DIFFÉRENTES SORTES DE VIVANTS

Des cochons et des fleurs

Libertines

“Les plantes, à leur manière, s’envoient en l’air. Pire ! À les regarder de près, les végétaux apparaissent comme débauchés : les fleurs exhibent leurs organes reproducteurs en pleine nature ; fleurs mâles, femelles ou hermaphrodites copulent sans scrupule…”
Dominique Brancher, “Quand l’esprit vient aux plantes”, 2015.

Avant d’oser photographier les fleurs, j’ai longtemps tourné autour du pot. La plume subversive de Dominique Brancher m’a soudain ouvert les yeux : “Le monde végétal présente au grand jour tout ce que notre société condamne !”

En semant un narcisse poète et une jonquille jaune, deux pustules différents mais du même genre, en les regardant vivre l’un à côté de l’autre et vieillir ensemble j’ai été ébloui : c’est beau, les fleurs qui fanent aussi. Mes portraits de boutons dans leur maturité avancée brouillent les frontières “entre flore, faune et humanité.”
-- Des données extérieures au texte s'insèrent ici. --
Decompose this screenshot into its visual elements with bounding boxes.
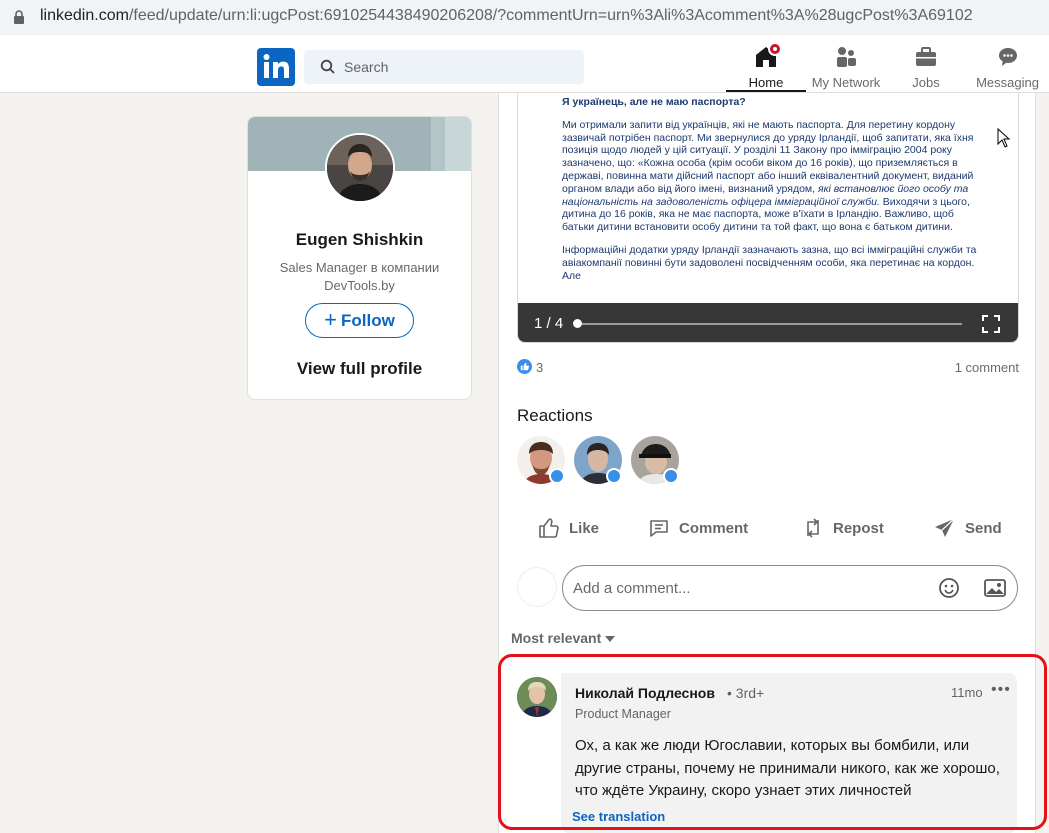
comment-item: Николай Подлеснов • 3rd+ 11mo ••• Produc… [517, 673, 1019, 833]
top-navigation: Home My Network Jobs Messaging [0, 35, 1049, 93]
comment-composer [517, 565, 1019, 613]
thumbs-up-icon [539, 518, 559, 538]
commenter-avatar[interactable] [517, 677, 557, 717]
follow-label: Follow [341, 310, 395, 330]
fullscreen-icon[interactable] [981, 314, 1001, 334]
nav-home[interactable]: Home [726, 35, 806, 92]
nav-jobs[interactable]: Jobs [886, 35, 966, 92]
like-badge-icon [549, 468, 565, 484]
page-progress-handle[interactable] [573, 319, 582, 328]
image-icon[interactable] [983, 576, 1007, 600]
commenter-name[interactable]: Николай Подлеснов [575, 685, 715, 701]
reaction-count[interactable]: 3 [536, 360, 543, 375]
messaging-icon [998, 48, 1017, 66]
like-badge-icon [663, 468, 679, 484]
reactions-title: Reactions [517, 406, 593, 425]
like-badge-icon [606, 468, 622, 484]
linkedin-logo-icon [263, 54, 289, 78]
like-reaction-icon[interactable] [517, 359, 532, 374]
comment-timestamp: 11mo [951, 685, 983, 700]
send-icon [935, 518, 955, 537]
comment-input[interactable] [573, 566, 923, 610]
plus-icon: + [324, 306, 338, 332]
comment-text: Ох, а как же люди Югославии, которых вы … [575, 737, 1000, 799]
search-input[interactable] [344, 50, 574, 84]
post-detail: Я українець, але не маю паспорта? Ми отр… [498, 93, 1036, 833]
network-icon [837, 47, 856, 67]
author-profile-card: Eugen Shishkin Sales Manager в компании … [247, 116, 472, 400]
search-box[interactable] [304, 50, 584, 84]
comment-icon [650, 520, 668, 537]
url-text: linkedin.com/feed/update/urn:li:ugcPost:… [40, 7, 973, 24]
like-label: Like [569, 519, 600, 537]
document-paragraph-1: Ми отримали запити від українців, які не… [562, 118, 974, 234]
send-label: Send [965, 519, 1002, 537]
nav-jobs-label: Jobs [912, 75, 940, 90]
connection-degree: • 3rd+ [727, 685, 765, 701]
nav-messaging[interactable]: Messaging [966, 35, 1049, 92]
current-user-avatar [517, 567, 557, 607]
nav-my-network[interactable]: My Network [806, 35, 886, 92]
repost-button[interactable]: Repost [801, 508, 884, 548]
comment-label: Comment [679, 519, 749, 537]
comment-input-wrapper[interactable] [562, 565, 1018, 611]
page-progress-track[interactable] [576, 323, 962, 325]
author-headline: Sales Manager в компании DevTools.by [262, 259, 457, 295]
briefcase-icon [916, 47, 936, 66]
document-page: Я українець, але не маю паспорта? Ми отр… [562, 93, 982, 303]
social-counts: 3 1 comment [517, 359, 1019, 379]
author-headline-line2: DevTools.by [324, 278, 395, 293]
nav-home-label: Home [748, 75, 784, 90]
nav-messaging-label: Messaging [976, 75, 1039, 90]
comment-count[interactable]: 1 comment [955, 360, 1019, 375]
view-full-profile-link[interactable]: View full profile [248, 359, 471, 379]
address-field[interactable]: linkedin.com/feed/update/urn:li:ugcPost:… [0, 0, 1049, 34]
see-translation-link[interactable]: See translation [572, 809, 665, 824]
nav-network-label: My Network [811, 75, 881, 90]
more-options-icon[interactable]: ••• [991, 681, 1011, 699]
commenter-headline: Product Manager [575, 707, 671, 721]
search-icon [320, 59, 335, 74]
comment-sort-dropdown[interactable]: Most relevant [511, 630, 616, 646]
notification-badge [768, 42, 782, 56]
emoji-icon[interactable] [937, 576, 961, 600]
post-actions: Like Comment Repost Send [517, 508, 1019, 548]
page-counter: 1 / 4 [534, 315, 564, 332]
linkedin-logo[interactable] [257, 48, 295, 86]
lock-icon [14, 10, 24, 24]
repost-icon [807, 518, 819, 538]
repost-label: Repost [833, 519, 884, 537]
caret-down-icon [605, 635, 616, 642]
comment-button[interactable]: Comment [647, 508, 748, 548]
follow-button[interactable]: + Follow [305, 303, 414, 338]
author-headline-line1: Sales Manager в компании [279, 260, 440, 275]
document-viewer[interactable]: Я українець, але не маю паспорта? Ми отр… [517, 93, 1019, 343]
comment-bubble: Николай Подлеснов • 3rd+ 11mo ••• Produc… [561, 673, 1017, 833]
browser-url-bar[interactable]: linkedin.com/feed/update/urn:li:ugcPost:… [0, 0, 1049, 34]
document-paragraph-2: Інформаційні додатки уряду Ірландії зазн… [562, 243, 977, 282]
author-avatar[interactable] [325, 133, 395, 203]
author-name[interactable]: Eugen Shishkin [248, 230, 471, 250]
document-controls: 1 / 4 [518, 303, 1018, 342]
send-button[interactable]: Send [933, 508, 1002, 548]
sort-label: Most relevant [511, 630, 602, 646]
mouse-cursor-icon [997, 128, 1011, 148]
document-heading: Я українець, але не маю паспорта? [562, 96, 746, 108]
like-button[interactable]: Like [537, 508, 599, 548]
Quelques tiges dans un vieux vase me donnent toujours beaucoup de plaisir. J’assume que ce soit suspicieux pour un garçon comme moi d’aimer les renoncules et les tulipes ! Les fleurs flétries penchent vers d‘autres vies. Allégorie du corps vieillissant ou d’une libido mélancolique ? Mes images n’ont pas toutes pour objectif de révéler du sens. Comme le langage n’a pas toujours pour fonction de communiquer une information. Je me régale au cinéma quand je me perds dans un film… Au final, il n’y a pas une mais plusieurs interprétations possibles. La beauté des fleurs, elle, ne change pas.

Libertines (Marc Martin 2022). Série Photographique, fragments.

“L’arbre est le frère de l’homme selon l’historien et écrivain français Jules Michelet (1798-1874) L’arbre gémit, soupire, pleure d’une voix humaine. Vers 1840, nos Français d’Algérie qui en coupaient plusieurs, en furent émus, presque effrayés. Des arbres, même intacts, gémissent et se lamentent. On croit que c’est le vent, mais c’est souvent aussi leur circulation intérieure, moins égale qu’on ne croit, les troubles de leur sève, les rêves de l’âme végétale. L’Antiquité n’avait jamais douté que l’arbre eût une âme — confuse, obscure, peut-être —, mais une âme aussi bien que tout être animé. […] Cette idée orgueilleuse de croire que l’homme seul sent et pense, que tant d’êtres ne sont que des choses, est un paradoxe moderne du Moyen Age.”
Jules Michelet, “La Montagne“, 1868.